Após dez anos de estagnação da produção de veículos a álcool, o etanol voltou à cena no início desta década, com a criação dos veículos de tecnologia flex fuel ou bicombustíveis, cujo motor tem sensores que reconhecem os teores da mistura e se ajustam automaticamente. O primeiro veículo bicombustível foi lançado em 2003 e hoje mais de 80% dos automóveis novos vendidos no país seguem a linha. O país produz 17,5 bilhões de litros de álcool combustível e exporta 17% desse total, o que revitalizou a demanda pelo álcool. Com o mercado brasileiro abastecido, o mercado se volta agora à exportação, principalmente em decorrência da Convenção da ONU sobre questões climáticas e do Protocolo de Quioto. A evidência do caos ambiental é científica e geral. Por conta disso, no Brasil, o “renascimento” do Proálcool é pauta de muitas discussões.

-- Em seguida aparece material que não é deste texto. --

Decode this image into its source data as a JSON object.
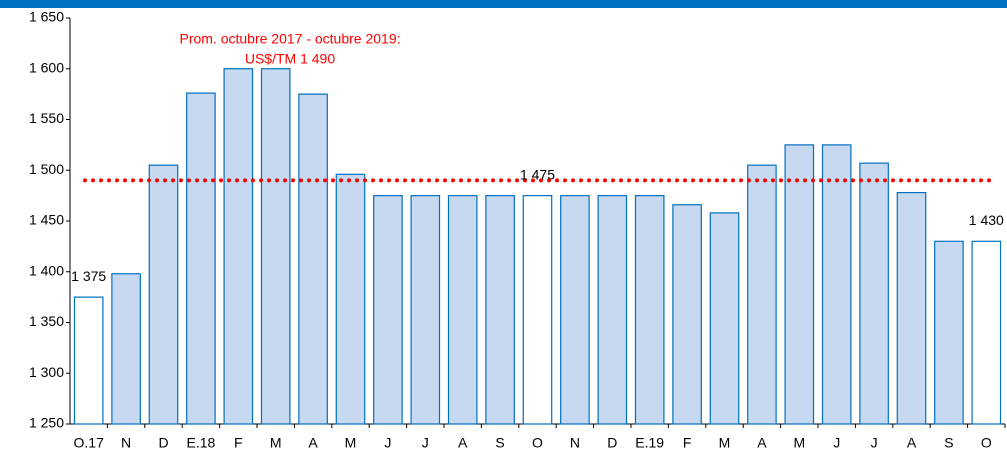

A nova escalada não é um movimento comandado pelo governo, como a ocorrida no final da década de 70, mas sim movida pela iniciativa privada. O Proálcool está sendo revitalizado, porém com preocupações também voltadas para o meio ambiente e o aspecto social. Antonio de Pádua Rodrigues, membro da União da Agroindústria Canavieira de SP (Unica) aponta desafios para o crescimento sustentado do açúcar e do etanol, como a racionalização de impostos e o combate à adulteração dos combustíveis. Estudos da Unica apontam que o setor terá que atender até 2010 uma demanda adicional de 10 bilhões de litros de álcool, além de sete milhões de toneladas de açúcar. Isso exige desafios tecnológicos e ousadas políticas governamentais para aproveitar os 90 milhões de hectares de área agriculturável
Para Paulo Graziano Magalhães, professor da Faculdade de Engenharia Agrícola da Unicamp, o Brasil passa por um momento favorável. “O país tem capacidade de produzir álcool e açúcar com preços altamente competitivos. No caso do álcool como combustível, o que faltou por um período foi confiança na disponibilidade do produto. Nesses 30 anos a cadeia produtiva amadureceu. Veja o sucesso dos carros flex entre os consumidores”, observa.
Sérgio Bajay, professor do Departamento de Energia da Faculdade de Engenharia Mecânica, também da Unicamp, relaciona a boa aceitação dos flex com o crescimento das exportações brasileiras: “Políticas contra o efeito estufa vão aumentar a frota dos bicombustíveis em alguns países, o que aumenta a demanda de álcool no exterior, que será parcialmente atendida com produção local e parte com importações. Hoje o Brasil é o país com menores custos de produção do etanol, sendo competitivo para atender as importações. Conforme proposto pelo presidente norte-americano George W. Bush, Brasil e EUA, maiores produtores de etanol do mundo, podem ter importante papel na produção nas regiões mais pobres. Sem dúvidas, a produção de etanol no Brasil é um grande sucesso tecnológico e econômico. Só o lado social, que criou expectativas no lançamento do Proálcool, deixou a desejar”, afirma Bajay. No entanto, para André Furtado, nada será tão simples assim: “O Brasil tem grande potencial, mas a negociação com os países desenvolvidos não será fácil. Eles farão exigências como a abertura de nossos mercados protegidos. Não teremos regalias e ninguém vai querer ficar em nossas mãos. A política deve agir com muito realismo no mercado internacional”, conclui.